Emergence of causality and causal modelling
There at least two different, but related aspects: (1) emergence of causal structure in the world, (2) emergence and development of causal models and causal reasoning in (natural or artificial) learning. Concerning (1), causality is a basic feature of the world. In fact, without causal structure the universe would not function. However, most of the microscopic laws are time reversible, and hence it is sometimes difficult (or even impossible) to point out what is cause and what is effect on the most fundamental level. Yet, on a macroscopic level causality emerges very clearly often in a one-way fashion, i.e. one condition or variable influences (causes) the other and not vice versa. How this causality emerges from the underlying reversible laws is not well understood. Of course, in principle the Second Law provides time’s arrow, but how a causal structure precisely arises remains rather intangible. In addition, when a causal structure or network emerges the question remains how one can find out what the important collective variables are that need to be taken into account. Finally, it is often not clear what the effect of changing such variables or conditions is, e.g. when intervening in a complex process. Examples of this type of problems can be found in the treatment of chemical networks (both abiotic as well as in living cells), organisms, human health and psychology, and societal structures such as language, economy and regime shifts.

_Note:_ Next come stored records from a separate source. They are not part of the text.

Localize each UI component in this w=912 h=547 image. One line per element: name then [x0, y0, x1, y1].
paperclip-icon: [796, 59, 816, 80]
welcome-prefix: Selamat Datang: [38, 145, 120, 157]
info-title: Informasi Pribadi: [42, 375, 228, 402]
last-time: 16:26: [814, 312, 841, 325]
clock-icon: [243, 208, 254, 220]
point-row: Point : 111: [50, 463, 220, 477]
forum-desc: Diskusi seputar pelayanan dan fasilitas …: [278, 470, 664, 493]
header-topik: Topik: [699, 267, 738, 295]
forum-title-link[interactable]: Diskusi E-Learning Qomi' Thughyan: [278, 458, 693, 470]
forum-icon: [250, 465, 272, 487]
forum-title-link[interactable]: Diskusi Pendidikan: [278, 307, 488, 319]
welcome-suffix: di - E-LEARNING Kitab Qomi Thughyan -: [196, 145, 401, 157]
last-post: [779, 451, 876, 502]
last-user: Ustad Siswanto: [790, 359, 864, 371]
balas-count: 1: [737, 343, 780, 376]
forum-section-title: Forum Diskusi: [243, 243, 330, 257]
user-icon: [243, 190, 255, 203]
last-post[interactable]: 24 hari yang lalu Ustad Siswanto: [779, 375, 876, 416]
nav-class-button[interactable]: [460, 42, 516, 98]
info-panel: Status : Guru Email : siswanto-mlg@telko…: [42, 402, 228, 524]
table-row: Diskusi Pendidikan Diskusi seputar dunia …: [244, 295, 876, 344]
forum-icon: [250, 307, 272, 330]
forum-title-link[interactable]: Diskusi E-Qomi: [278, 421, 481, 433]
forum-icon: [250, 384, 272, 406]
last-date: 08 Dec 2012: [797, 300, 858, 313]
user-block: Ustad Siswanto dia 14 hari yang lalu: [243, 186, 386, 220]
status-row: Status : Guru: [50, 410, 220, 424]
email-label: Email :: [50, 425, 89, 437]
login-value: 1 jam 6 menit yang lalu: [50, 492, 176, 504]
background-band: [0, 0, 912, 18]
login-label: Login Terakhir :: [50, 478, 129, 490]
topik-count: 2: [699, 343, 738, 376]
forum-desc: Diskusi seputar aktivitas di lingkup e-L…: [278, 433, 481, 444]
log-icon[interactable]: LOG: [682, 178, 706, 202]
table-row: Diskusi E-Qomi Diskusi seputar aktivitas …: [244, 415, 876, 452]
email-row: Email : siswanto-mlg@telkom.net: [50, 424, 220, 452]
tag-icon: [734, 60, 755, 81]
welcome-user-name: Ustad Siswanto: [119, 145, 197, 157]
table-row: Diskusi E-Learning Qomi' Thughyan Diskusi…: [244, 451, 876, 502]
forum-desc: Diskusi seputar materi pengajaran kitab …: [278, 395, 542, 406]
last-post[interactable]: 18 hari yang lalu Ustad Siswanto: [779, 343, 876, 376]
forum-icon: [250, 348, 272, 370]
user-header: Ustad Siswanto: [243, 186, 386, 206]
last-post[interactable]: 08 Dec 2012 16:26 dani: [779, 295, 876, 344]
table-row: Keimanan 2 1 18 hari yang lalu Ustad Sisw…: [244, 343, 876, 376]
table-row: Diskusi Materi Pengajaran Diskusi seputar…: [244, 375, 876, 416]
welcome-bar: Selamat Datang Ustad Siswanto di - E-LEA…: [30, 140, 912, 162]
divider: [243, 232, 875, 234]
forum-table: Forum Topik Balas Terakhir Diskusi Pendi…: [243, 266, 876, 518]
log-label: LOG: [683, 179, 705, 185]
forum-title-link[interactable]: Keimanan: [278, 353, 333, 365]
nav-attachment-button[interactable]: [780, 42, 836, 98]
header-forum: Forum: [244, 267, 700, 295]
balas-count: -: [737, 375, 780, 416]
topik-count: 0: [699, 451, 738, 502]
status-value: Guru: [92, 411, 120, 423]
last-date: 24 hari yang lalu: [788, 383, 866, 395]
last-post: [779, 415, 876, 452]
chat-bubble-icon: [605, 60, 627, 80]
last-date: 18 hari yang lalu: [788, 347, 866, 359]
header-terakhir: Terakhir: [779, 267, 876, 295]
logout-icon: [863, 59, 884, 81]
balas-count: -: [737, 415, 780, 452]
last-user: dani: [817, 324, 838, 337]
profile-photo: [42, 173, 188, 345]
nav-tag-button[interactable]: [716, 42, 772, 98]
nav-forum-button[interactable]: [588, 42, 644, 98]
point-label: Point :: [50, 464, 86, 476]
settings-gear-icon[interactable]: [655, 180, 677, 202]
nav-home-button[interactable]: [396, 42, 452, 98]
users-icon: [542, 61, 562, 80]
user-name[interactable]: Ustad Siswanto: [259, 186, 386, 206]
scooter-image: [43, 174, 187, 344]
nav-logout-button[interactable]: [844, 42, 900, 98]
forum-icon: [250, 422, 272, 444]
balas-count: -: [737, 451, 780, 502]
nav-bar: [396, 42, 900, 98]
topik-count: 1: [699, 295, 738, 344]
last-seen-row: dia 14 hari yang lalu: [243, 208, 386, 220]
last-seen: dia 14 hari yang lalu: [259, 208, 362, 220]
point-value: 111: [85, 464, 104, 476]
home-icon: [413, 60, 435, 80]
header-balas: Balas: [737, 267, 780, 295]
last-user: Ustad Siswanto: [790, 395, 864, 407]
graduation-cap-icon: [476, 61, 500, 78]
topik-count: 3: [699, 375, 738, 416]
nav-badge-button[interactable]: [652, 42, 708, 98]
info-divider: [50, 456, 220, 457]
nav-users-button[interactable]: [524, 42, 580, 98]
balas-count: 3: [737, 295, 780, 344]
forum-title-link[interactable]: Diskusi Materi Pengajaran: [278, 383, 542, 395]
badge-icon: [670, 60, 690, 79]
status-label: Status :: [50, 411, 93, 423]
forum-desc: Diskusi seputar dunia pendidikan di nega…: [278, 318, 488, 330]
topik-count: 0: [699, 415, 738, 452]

This connects to the second problem (2): how do causal models and causal reasoning arise in the process of learning from data by intelligent agents. The current Machine Learning techniques are essentially based on extracting correlations from data, and use them to predict future data. Although highly successful, these methods are susceptible to the correlation-versus-causation problem: lacking a causal model of their environment, they may get stuck sometimes with spurious, accidental, non-causal correlations. While there are frameworks in CS and AI that handle complex causal networks, using e.g. Bayesian networks and causal inference (see Pearl etc.), the underlying emergence principles seem often murky. Does causal reasoning naturally arise (say, at some high enough level of complexity) in any parallel data-processing agent learning about its environment? Or maybe some form of Darwinistic selection is necessary for this? How do intelligent learners produce hypothetical causal models from data, test them and replace them with better models? The issues of emergence and discovery of causality are inter-related, and they lie at the intersection of Physics, Information Theory, Logic, Computer Science and AI.